Modalités de proposition
envoi des propositions à Cécile Cuny (cecile.cuny@unistra.fr) et Héloïse Nez (heloise.nez@gmail.com)
pour le 31 mai 2011
Les communications, d’une durée de 20 minutes environ, peuvent prendre la forme d’un exposé argumenté, d’une narration photographique ou filmique, d’un diaporama ou d’une animation multimédia. Dans tous les cas, elles doivent se faire sur la base d’une présentation de photographies. Les salles seront sonorisées, équipées d’ordinateurs et de vidéoprojecteurs.
Les propositions doivent comporter :
- un titre
- le nom et les coordonnées complètes du ou des auteurs
- l’indication de l’axe dans lequel elles s’inscrivent
- un résumé de 2500 signes maximum
- présenter le corpus de photographies faisant l’objet de la communication, la méthode d’exploitation et le format de l’intervention (exposé, montage photo ou filmique, autre).

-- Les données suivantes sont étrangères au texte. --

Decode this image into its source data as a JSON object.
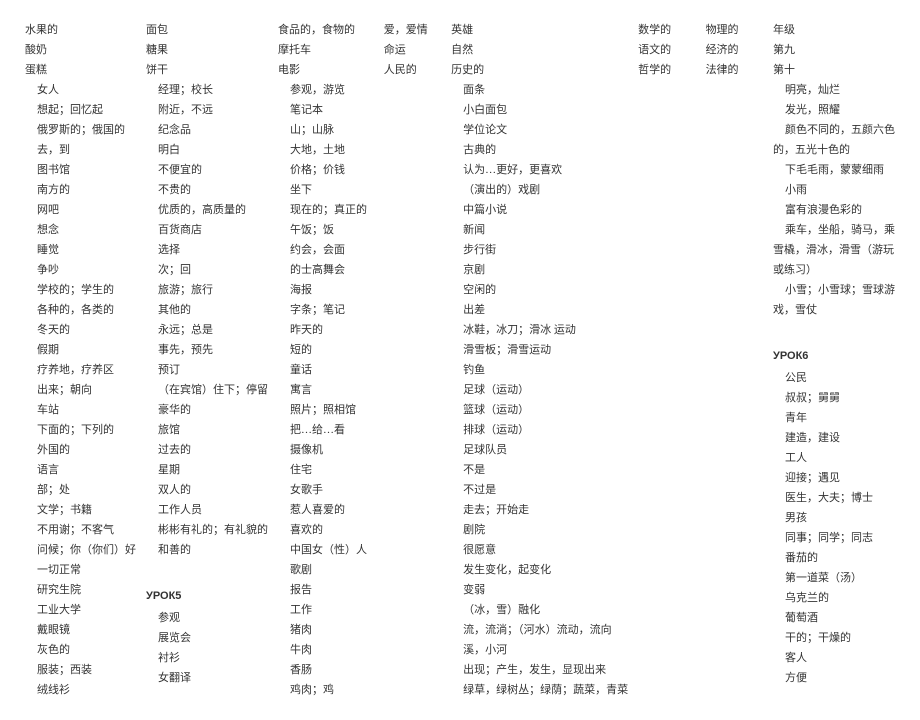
{
  "cols": [
    {
      "items": [
        {
          "t": "水果的",
          "i": 0
        },
        {
          "t": "酸奶",
          "i": 0
        },
        {
          "t": "蛋糕",
          "i": 0
        },
        {
          "t": "女人",
          "i": 1
        },
        {
          "t": "想起；回忆起",
          "i": 1
        },
        {
          "t": "俄罗斯的；俄国的",
          "i": 1
        },
        {
          "t": "去，到",
          "i": 1
        },
        {
          "t": "图书馆",
          "i": 1
        },
        {
          "t": "南方的",
          "i": 1
        },
        {
          "t": "网吧",
          "i": 1
        },
        {
          "t": "想念",
          "i": 1
        },
        {
          "t": "睡觉",
          "i": 1
        },
        {
          "t": "争吵",
          "i": 1
        },
        {
          "t": "学校的；学生的",
          "i": 1
        },
        {
          "t": "各种的，各类的",
          "i": 1
        },
        {
          "t": "冬天的",
          "i": 1
        },
        {
          "t": "假期",
          "i": 1
        },
        {
          "t": "疗养地，疗养区",
          "i": 1
        },
        {
          "t": "出来；朝向",
          "i": 1
        },
        {
          "t": "车站",
          "i": 1
        },
        {
          "t": "下面的；下列的",
          "i": 1
        },
        {
          "t": "外国的",
          "i": 1
        },
        {
          "t": "语言",
          "i": 1
        },
        {
          "t": "部；处",
          "i": 1
        },
        {
          "t": "文学；书籍",
          "i": 1
        },
        {
          "t": "不用谢；不客气",
          "i": 1
        },
        {
          "t": "问候；你（你们）好",
          "i": 1
        },
        {
          "t": "一切正常",
          "i": 1
        },
        {
          "t": "研究生院",
          "i": 1
        },
        {
          "t": "工业大学",
          "i": 1
        },
        {
          "t": "戴眼镜",
          "i": 1
        },
        {
          "t": "灰色的",
          "i": 1
        },
        {
          "t": "服装；西装",
          "i": 1
        },
        {
          "t": "绒线衫",
          "i": 1
        }
      ]
    },
    {
      "items": [
        {
          "t": "面包",
          "i": 0
        },
        {
          "t": "糖果",
          "i": 0
        },
        {
          "t": "饼干",
          "i": 0
        },
        {
          "t": "经理；校长",
          "i": 1
        },
        {
          "t": "附近，不远",
          "i": 1
        },
        {
          "t": "纪念品",
          "i": 1
        },
        {
          "t": "明白",
          "i": 1
        },
        {
          "t": "不便宜的",
          "i": 1
        },
        {
          "t": "不贵的",
          "i": 1
        },
        {
          "t": "优质的，高质量的",
          "i": 1
        },
        {
          "t": "百货商店",
          "i": 1
        },
        {
          "t": "选择",
          "i": 1
        },
        {
          "t": "次；回",
          "i": 1
        },
        {
          "t": "旅游；旅行",
          "i": 1
        },
        {
          "t": "其他的",
          "i": 1
        },
        {
          "t": "永远；总是",
          "i": 1
        },
        {
          "t": "事先，预先",
          "i": 1
        },
        {
          "t": "预订",
          "i": 1
        },
        {
          "t": "（在宾馆）住下；停留",
          "i": 1
        },
        {
          "t": "豪华的",
          "i": 1
        },
        {
          "t": "旅馆",
          "i": 1
        },
        {
          "t": "过去的",
          "i": 1
        },
        {
          "t": "星期",
          "i": 1
        },
        {
          "t": "双人的",
          "i": 1
        },
        {
          "t": "工作人员",
          "i": 1
        },
        {
          "t": "彬彬有礼的；有礼貌的",
          "i": 1
        },
        {
          "t": "和善的",
          "i": 1
        },
        {
          "t": "",
          "i": 1
        },
        {
          "t": "УРОК5",
          "i": 0,
          "h": true
        },
        {
          "t": "参观",
          "i": 1
        },
        {
          "t": "展览会",
          "i": 1
        },
        {
          "t": "衬衫",
          "i": 1
        },
        {
          "t": "女翻译",
          "i": 1
        }
      ]
    },
    {
      "items": [
        {
          "t": "食品的，食物的",
          "i": 0
        },
        {
          "t": "摩托车",
          "i": 0
        },
        {
          "t": "电影",
          "i": 0
        },
        {
          "t": "参观，游览",
          "i": 1
        },
        {
          "t": "笔记本",
          "i": 1
        },
        {
          "t": "山；山脉",
          "i": 1
        },
        {
          "t": "大地，土地",
          "i": 1
        },
        {
          "t": "价格；价钱",
          "i": 1
        },
        {
          "t": "坐下",
          "i": 1
        },
        {
          "t": "现在的；真正的",
          "i": 1
        },
        {
          "t": "午饭；饭",
          "i": 1
        },
        {
          "t": "约会，会面",
          "i": 1
        },
        {
          "t": "的士高舞会",
          "i": 1
        },
        {
          "t": "海报",
          "i": 1
        },
        {
          "t": "字条；笔记",
          "i": 1
        },
        {
          "t": "昨天的",
          "i": 1
        },
        {
          "t": "短的",
          "i": 1
        },
        {
          "t": "童话",
          "i": 1
        },
        {
          "t": "寓言",
          "i": 1
        },
        {
          "t": "照片；照相馆",
          "i": 1
        },
        {
          "t": "把…给…看",
          "i": 1
        },
        {
          "t": "摄像机",
          "i": 1
        },
        {
          "t": "住宅",
          "i": 1
        },
        {
          "t": "女歌手",
          "i": 1
        },
        {
          "t": "惹人喜爱的",
          "i": 1
        },
        {
          "t": "喜欢的",
          "i": 1
        },
        {
          "t": "中国女（性）人",
          "i": 1
        },
        {
          "t": "歌剧",
          "i": 1
        },
        {
          "t": "报告",
          "i": 1
        },
        {
          "t": "工作",
          "i": 1
        },
        {
          "t": "猪肉",
          "i": 1
        },
        {
          "t": "牛肉",
          "i": 1
        },
        {
          "t": "香肠",
          "i": 1
        },
        {
          "t": "鸡肉；鸡",
          "i": 1
        }
      ]
    },
    {
      "items": [
        {
          "t": "爱，爱情",
          "i": 0
        },
        {
          "t": "命运",
          "i": 0
        },
        {
          "t": "人民的",
          "i": 0
        }
      ]
    },
    {
      "items": [
        {
          "t": "英雄",
          "i": 0
        },
        {
          "t": "自然",
          "i": 0
        },
        {
          "t": "历史的",
          "i": 0
        },
        {
          "t": "面条",
          "i": 1
        },
        {
          "t": "小白面包",
          "i": 1
        },
        {
          "t": "学位论文",
          "i": 1
        },
        {
          "t": "古典的",
          "i": 1
        },
        {
          "t": "认为…更好，更喜欢",
          "i": 1
        },
        {
          "t": "（演出的）戏剧",
          "i": 1
        },
        {
          "t": "中篇小说",
          "i": 1
        },
        {
          "t": "新闻",
          "i": 1
        },
        {
          "t": "步行街",
          "i": 1
        },
        {
          "t": "京剧",
          "i": 1
        },
        {
          "t": "空闲的",
          "i": 1
        },
        {
          "t": "出差",
          "i": 1
        },
        {
          "t": "冰鞋，冰刀；滑冰 运动",
          "i": 1
        },
        {
          "t": "滑雪板；滑雪运动",
          "i": 1
        },
        {
          "t": "钓鱼",
          "i": 1
        },
        {
          "t": "足球（运动）",
          "i": 1
        },
        {
          "t": "篮球（运动）",
          "i": 1
        },
        {
          "t": "排球（运动）",
          "i": 1
        },
        {
          "t": "足球队员",
          "i": 1
        },
        {
          "t": "不是",
          "i": 1
        },
        {
          "t": "不过是",
          "i": 1
        },
        {
          "t": "走去；开始走",
          "i": 1
        },
        {
          "t": "剧院",
          "i": 1
        },
        {
          "t": "很愿意",
          "i": 1
        },
        {
          "t": "发生变化，起变化",
          "i": 1
        },
        {
          "t": "变弱",
          "i": 1
        },
        {
          "t": "（冰，雪）融化",
          "i": 1
        },
        {
          "t": "流，流淌；（河水）流动，流向",
          "i": 1
        },
        {
          "t": "溪，小河",
          "i": 1
        },
        {
          "t": "出现；产生，发生，显现出来",
          "i": 1
        },
        {
          "t": "绿草，绿树丛；绿荫；蔬菜，青菜",
          "i": 1
        }
      ]
    },
    {
      "items": [
        {
          "t": "数学的",
          "i": 0
        },
        {
          "t": "语文的",
          "i": 0
        },
        {
          "t": "哲学的",
          "i": 0
        }
      ]
    },
    {
      "items": [
        {
          "t": "物理的",
          "i": 0
        },
        {
          "t": "经济的",
          "i": 0
        },
        {
          "t": "法律的",
          "i": 0
        }
      ]
    },
    {
      "items": [
        {
          "t": "年级",
          "i": 0
        },
        {
          "t": "第九",
          "i": 0
        },
        {
          "t": "第十",
          "i": 0
        },
        {
          "t": "明亮，灿烂",
          "i": 1
        },
        {
          "t": "发光，照耀",
          "i": 1
        },
        {
          "t": "颜色不同的，五颜六色",
          "i": 1
        },
        {
          "t": "的，五光十色的",
          "i": 0
        },
        {
          "t": "下毛毛雨，蒙蒙细雨",
          "i": 1
        },
        {
          "t": "小雨",
          "i": 1
        },
        {
          "t": "富有浪漫色彩的",
          "i": 1
        },
        {
          "t": "乘车，坐船，骑马，乘",
          "i": 1
        },
        {
          "t": "雪橇，滑冰，滑雪（游玩",
          "i": 0
        },
        {
          "t": "或练习）",
          "i": 0
        },
        {
          "t": "小雪；小雪球；雪球游",
          "i": 1
        },
        {
          "t": "戏，雪仗",
          "i": 0
        },
        {
          "t": "",
          "i": 1
        },
        {
          "t": "УРОК6",
          "i": 0,
          "h": true
        },
        {
          "t": "公民",
          "i": 1
        },
        {
          "t": "叔叔；舅舅",
          "i": 1
        },
        {
          "t": "青年",
          "i": 1
        },
        {
          "t": "建造，建设",
          "i": 1
        },
        {
          "t": "工人",
          "i": 1
        },
        {
          "t": "迎接；遇见",
          "i": 1
        },
        {
          "t": "医生，大夫；博士",
          "i": 1
        },
        {
          "t": "男孩",
          "i": 1
        },
        {
          "t": "同事；同学；同志",
          "i": 1
        },
        {
          "t": "番茄的",
          "i": 1
        },
        {
          "t": "第一道菜（汤）",
          "i": 1
        },
        {
          "t": "乌克兰的",
          "i": 1
        },
        {
          "t": "葡萄酒",
          "i": 1
        },
        {
          "t": "干的；干燥的",
          "i": 1
        },
        {
          "t": "客人",
          "i": 1
        },
        {
          "t": "方便",
          "i": 1
        }
      ]
    }
  ]
}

Les langues de travail sont le français, l’allemand et l’anglais. Une traduction simultanée de l’allemand vers le français sera assurée durant le colloque. Les propositions peuvent être soumises dans les trois langues.
Calendrier
- envoi des propositions pour le 31 mai 2011 à Cécile Cuny (cecile.cuny@unistra.fr) et Héloïse Nez (heloise.nez@gmail.com),
- sélection des propositions par le comité scientifique en juin 2011,
- envoi des supports visuels à projeter (formats ppt, jpeg, mp3 et avi) et du texte des communications pour le 1er octobre 2011.
Comité d’organisation
- Cécile Cuny, Post-doctorante en sociologie, CRESPPA-CSU ;
- Alexa Färber, Professeure en anthropologie urbaine, Université HafenCity de Hambourg ;
- Héloïse Nez, Post-doctorante en sociologie, LAVUE-CRH ;
- Hélène Steinmetz, Agrégée répétitrice à l’ENS Ulm.
Conseil scientifique
- Juliette Aubrun, Maîtresse de conférences en histoire contemporaine, Université de Versailles-Saint-Quentin ;
- Jean-Yves Authier, Professeur de sociologie, Université de Lyon II ;
- Marie-Hélène Bacqué, Professeure d’urbanisme, Université de Paris Ouest Nanterre La Défense ;
- Martine Bouchier, Professeure d’Art et Esthétique, ENSA Paris-Val-de-Seine ;
- Philippe Bonnin, Directeur de recherches CNRS, LAVUE-AUS ;
- Sylvaine Conord, Maîtresse de conférences en sociologie, Université de Paris Ouest Nanterre La Défense ;
- Frédéric Dufaux, Maître de conférences en géographie, Université de Paris Ouest Nanterre La Défense ;
- Yankel Fijalkow, Professeur de sociologie, ENSA Paris-Val-de-Seine ;
- Ulrich Hägele, Maître de conférences en sociologie, Eberhard Karls Universität Tübingen ;
- Susanna Magri, Directrice de recherche CNRS émérite, CRESPPA-CSU ;
- Sylvie Tissot, Maîtresse de conférences en sociologie, Université de Strasbourg ;
- Kathrin Wildner, Maîtresse de conférences en anthropologie, Europa-Universität Viadrina de Frankfort/Oder.